There are two key traits that distinguish people (and hypothetical AGI systems) from today’s reinforcement learning systems: First, people can do many different planning tasks, whereas a reinforcement learning system can do only one task. Second, people can plan for tasks they have never encountered previously.
Reinforcement learning systems can only plan for a single specific task that is defined by an environment specification composed of states, actions, a reward function, and other factors. The system learns a policy function that performs that specific task. Unlike people, the system cannot use what it learned about doing the task to help it perform similar tasks in the future.
As Roger Schank pointed out,5 people can create an ad hoc plan for what to do when the teacher says you are getting a C grade, for when a police officer pulls you over for speeding, and for many other unexpected situations people encounter daily. Reinforcement learning systems cannot do any of these.
IMAGINATION
If someone is at a furniture store deciding which couch to buy, they are probably attempting to visualize what each sofa would look like in their home. People use their knowledge of the world to make predictions and plan their interactions with their environment. This imagination capability is essential in many situations, including driving a car, walking down a sidewalk, and playing basketball. You can think of imagination as using our models of the world to create hypothetical possibilities.

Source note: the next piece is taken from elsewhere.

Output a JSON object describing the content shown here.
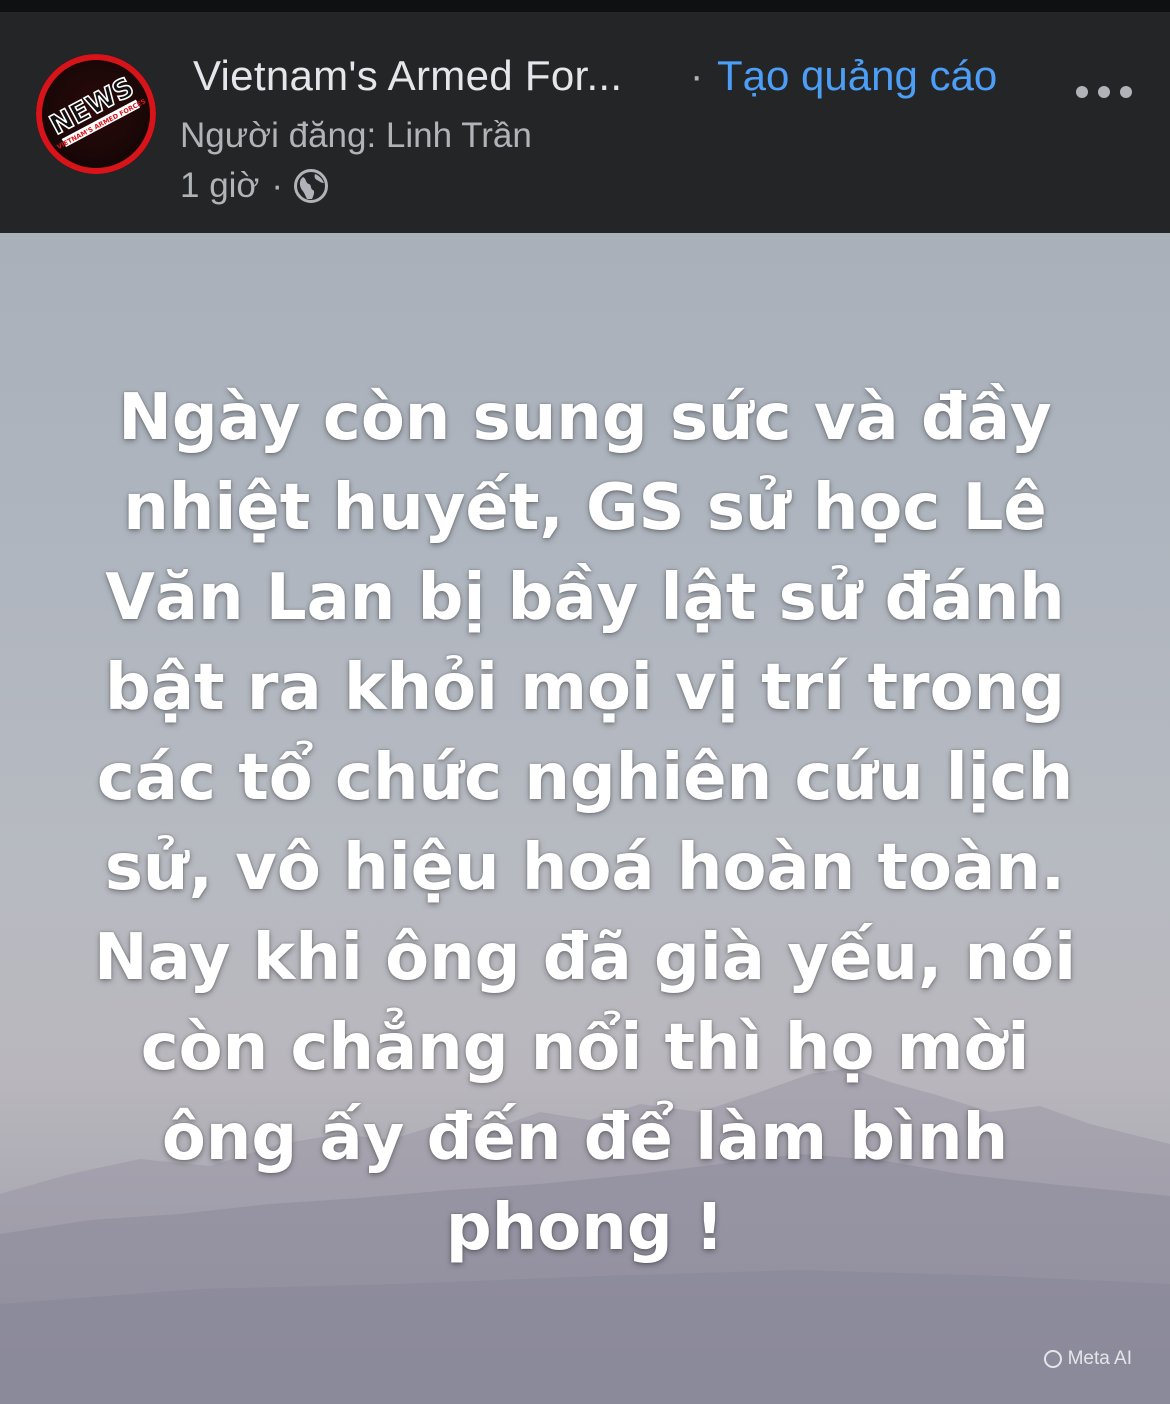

AI researchers have attempted to build imagination-based prediction into AI systems. In one instance, a team of Carnegie Mellon researchers6 developed a method of making visual predictions from images, such as an image of a car approaching an intersection. They started with a set of 183 YouTube car chase videos. The first step was to identify the objects in the images using a method for the identification of objects and object parts developed by another group of Carnegie researchers.7 From the videos, the system then learns to predict the transitions of the objects from one frame to another. It uses the transition probabilities to determine the constraints under which the different objects interact with one another, and this enables the system to “imagine” possible future states of each object.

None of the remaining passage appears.